But if you’re not very familiar with the AI industry and copyright, you might be wondering: Why would a company spend millions of dollars to destroy them on books? Behind these weird legal exercises is a more fundamental driver: the AI industry is indefinitely hungry for high-quality texts.
Competition for high-quality training data
To understand why humans want to scan millions of books, it is important to know that AI researchers build large language models (LLMs) just like those who feed billions of words into neural networks. During the training period, the AI system repeatedly processes the text, establishing a statistical relationship between words and concepts in the process.
The quality of training data powered to the neural network directly affects the functionality of the resulting AI model. Models that train well-trained books and articles tend to produce models that are trained than those trained in YouTube random comments (such as random YouTube comments).
Publishers legally control what AI companies are desperately looking for, but AI companies don’t always want to negotiate licenses. The first doctrine of selling offers a solution: Once you buy a physics book, you can do what you want with that copy – including destroying it. This means buying physical books provides a legal solution.

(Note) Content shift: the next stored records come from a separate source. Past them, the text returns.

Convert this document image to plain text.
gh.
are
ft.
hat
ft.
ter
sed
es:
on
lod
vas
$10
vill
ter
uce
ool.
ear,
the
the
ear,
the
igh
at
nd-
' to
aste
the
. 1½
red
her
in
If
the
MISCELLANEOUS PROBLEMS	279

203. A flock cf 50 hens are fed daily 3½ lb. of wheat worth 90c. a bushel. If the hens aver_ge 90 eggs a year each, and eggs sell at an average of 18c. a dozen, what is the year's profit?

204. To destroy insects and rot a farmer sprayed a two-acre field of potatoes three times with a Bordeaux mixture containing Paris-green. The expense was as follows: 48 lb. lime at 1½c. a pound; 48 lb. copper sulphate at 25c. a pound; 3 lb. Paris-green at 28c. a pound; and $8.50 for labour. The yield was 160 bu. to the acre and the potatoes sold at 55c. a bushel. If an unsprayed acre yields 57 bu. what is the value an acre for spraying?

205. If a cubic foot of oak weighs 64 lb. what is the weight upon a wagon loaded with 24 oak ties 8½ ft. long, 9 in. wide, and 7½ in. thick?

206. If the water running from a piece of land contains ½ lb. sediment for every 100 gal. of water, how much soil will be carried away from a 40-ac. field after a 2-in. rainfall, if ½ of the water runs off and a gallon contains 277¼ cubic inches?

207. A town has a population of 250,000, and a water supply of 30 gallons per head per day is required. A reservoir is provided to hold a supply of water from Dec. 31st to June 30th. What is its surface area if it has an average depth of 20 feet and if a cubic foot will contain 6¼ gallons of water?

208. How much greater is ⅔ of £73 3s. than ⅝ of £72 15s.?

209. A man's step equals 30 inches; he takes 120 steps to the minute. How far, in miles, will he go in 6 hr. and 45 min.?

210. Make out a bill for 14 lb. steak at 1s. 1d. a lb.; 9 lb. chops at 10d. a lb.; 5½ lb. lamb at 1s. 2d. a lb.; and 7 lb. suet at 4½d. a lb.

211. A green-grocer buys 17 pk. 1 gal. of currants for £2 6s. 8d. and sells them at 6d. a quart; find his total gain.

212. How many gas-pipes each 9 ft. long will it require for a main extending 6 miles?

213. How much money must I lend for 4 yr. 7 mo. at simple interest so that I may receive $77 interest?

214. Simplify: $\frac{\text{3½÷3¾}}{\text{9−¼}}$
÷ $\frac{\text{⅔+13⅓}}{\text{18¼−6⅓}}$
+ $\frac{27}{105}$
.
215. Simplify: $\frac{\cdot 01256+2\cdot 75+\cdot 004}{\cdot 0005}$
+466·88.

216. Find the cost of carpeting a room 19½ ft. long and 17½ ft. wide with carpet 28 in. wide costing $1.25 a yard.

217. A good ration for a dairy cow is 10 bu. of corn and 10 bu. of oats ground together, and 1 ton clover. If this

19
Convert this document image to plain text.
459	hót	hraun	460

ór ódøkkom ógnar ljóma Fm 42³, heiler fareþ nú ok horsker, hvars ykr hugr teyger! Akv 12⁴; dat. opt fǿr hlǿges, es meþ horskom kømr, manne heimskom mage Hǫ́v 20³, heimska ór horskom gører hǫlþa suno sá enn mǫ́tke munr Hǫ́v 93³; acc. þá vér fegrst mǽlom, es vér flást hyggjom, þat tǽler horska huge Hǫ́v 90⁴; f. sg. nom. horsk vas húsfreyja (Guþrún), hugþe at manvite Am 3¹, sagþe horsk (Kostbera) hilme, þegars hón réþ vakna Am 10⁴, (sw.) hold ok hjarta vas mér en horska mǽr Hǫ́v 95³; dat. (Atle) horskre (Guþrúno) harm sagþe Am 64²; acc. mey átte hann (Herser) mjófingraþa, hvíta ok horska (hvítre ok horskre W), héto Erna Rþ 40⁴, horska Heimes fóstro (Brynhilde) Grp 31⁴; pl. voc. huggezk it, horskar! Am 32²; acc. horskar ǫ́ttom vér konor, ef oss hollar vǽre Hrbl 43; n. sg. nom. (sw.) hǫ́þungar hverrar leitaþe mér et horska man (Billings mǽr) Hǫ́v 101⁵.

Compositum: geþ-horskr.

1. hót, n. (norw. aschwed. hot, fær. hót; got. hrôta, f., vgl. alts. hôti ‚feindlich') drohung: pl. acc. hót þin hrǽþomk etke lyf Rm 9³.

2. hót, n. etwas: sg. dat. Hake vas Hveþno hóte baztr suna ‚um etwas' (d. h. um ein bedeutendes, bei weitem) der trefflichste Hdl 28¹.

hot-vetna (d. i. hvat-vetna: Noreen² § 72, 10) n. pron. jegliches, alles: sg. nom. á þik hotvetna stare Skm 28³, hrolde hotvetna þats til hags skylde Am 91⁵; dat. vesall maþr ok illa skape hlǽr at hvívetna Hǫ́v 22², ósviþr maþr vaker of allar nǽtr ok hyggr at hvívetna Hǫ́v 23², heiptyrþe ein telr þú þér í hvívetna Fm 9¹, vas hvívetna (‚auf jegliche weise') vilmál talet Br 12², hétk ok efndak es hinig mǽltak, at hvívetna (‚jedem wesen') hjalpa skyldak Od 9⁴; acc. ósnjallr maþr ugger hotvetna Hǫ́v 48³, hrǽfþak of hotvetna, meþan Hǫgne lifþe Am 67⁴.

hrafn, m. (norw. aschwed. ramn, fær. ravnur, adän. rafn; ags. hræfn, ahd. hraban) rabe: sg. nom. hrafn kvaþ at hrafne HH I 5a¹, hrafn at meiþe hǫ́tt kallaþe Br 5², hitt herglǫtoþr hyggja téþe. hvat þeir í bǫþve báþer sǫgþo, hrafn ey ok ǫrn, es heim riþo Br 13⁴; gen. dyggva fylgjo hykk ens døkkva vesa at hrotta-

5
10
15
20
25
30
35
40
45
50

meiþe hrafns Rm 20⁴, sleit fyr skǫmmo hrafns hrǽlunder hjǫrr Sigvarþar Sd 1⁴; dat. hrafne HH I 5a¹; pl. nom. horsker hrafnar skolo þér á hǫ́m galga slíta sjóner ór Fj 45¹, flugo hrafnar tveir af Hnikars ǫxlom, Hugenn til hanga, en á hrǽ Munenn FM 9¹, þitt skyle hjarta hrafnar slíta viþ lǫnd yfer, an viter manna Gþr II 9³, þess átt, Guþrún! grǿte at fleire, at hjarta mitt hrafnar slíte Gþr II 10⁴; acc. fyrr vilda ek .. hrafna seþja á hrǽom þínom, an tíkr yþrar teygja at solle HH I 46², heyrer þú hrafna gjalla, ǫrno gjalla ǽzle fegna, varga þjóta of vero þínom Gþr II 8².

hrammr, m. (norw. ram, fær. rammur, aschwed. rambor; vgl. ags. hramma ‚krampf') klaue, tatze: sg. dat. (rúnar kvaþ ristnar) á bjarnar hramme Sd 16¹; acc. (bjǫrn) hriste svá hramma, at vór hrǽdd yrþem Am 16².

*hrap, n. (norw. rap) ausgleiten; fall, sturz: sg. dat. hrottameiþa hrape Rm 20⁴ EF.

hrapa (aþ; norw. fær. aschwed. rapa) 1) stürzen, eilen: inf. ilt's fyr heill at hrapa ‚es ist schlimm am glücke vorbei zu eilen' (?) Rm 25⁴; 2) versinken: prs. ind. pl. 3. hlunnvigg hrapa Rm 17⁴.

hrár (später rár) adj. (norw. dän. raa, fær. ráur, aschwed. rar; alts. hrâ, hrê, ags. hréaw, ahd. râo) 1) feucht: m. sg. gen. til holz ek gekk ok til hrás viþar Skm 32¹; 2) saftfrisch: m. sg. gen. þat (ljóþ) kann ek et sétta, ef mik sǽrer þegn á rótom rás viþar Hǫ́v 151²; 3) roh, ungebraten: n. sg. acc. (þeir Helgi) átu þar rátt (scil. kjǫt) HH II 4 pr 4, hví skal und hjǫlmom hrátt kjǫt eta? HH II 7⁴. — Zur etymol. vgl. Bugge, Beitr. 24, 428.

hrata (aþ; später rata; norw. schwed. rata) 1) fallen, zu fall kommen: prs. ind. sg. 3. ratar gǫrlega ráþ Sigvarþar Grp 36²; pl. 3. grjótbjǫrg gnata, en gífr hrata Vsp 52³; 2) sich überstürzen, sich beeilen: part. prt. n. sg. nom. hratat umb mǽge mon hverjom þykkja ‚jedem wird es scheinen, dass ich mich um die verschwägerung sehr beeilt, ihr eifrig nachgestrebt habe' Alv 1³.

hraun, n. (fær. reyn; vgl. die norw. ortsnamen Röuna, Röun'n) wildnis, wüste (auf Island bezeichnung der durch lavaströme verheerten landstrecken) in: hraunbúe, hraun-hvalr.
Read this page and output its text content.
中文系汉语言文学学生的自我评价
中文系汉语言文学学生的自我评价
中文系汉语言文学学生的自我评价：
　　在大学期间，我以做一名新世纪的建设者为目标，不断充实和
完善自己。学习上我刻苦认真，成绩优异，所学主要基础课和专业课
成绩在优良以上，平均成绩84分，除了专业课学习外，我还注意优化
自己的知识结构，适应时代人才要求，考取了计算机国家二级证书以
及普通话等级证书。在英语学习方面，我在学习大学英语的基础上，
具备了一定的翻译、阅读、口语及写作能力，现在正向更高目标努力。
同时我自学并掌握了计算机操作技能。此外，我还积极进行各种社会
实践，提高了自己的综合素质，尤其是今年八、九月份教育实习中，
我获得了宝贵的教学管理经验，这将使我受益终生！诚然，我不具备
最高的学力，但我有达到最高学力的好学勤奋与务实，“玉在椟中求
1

However, even if it is legal, buying things is expensive. Therefore, like many AI companies before, humans initially chose a quick and easy path. The court filed a lawsuit that in order to seek high-quality training data, humans first chose to accumulate digital pirated books to avoid what CEO Dario Amodei calls “legal/practice/business/business barriers” (complex licensing negotiations with publishers. But by 2024, for legal reasons, anthropomorphism has become “less than gungho” to use “using pirated e-books” and requires a safer source.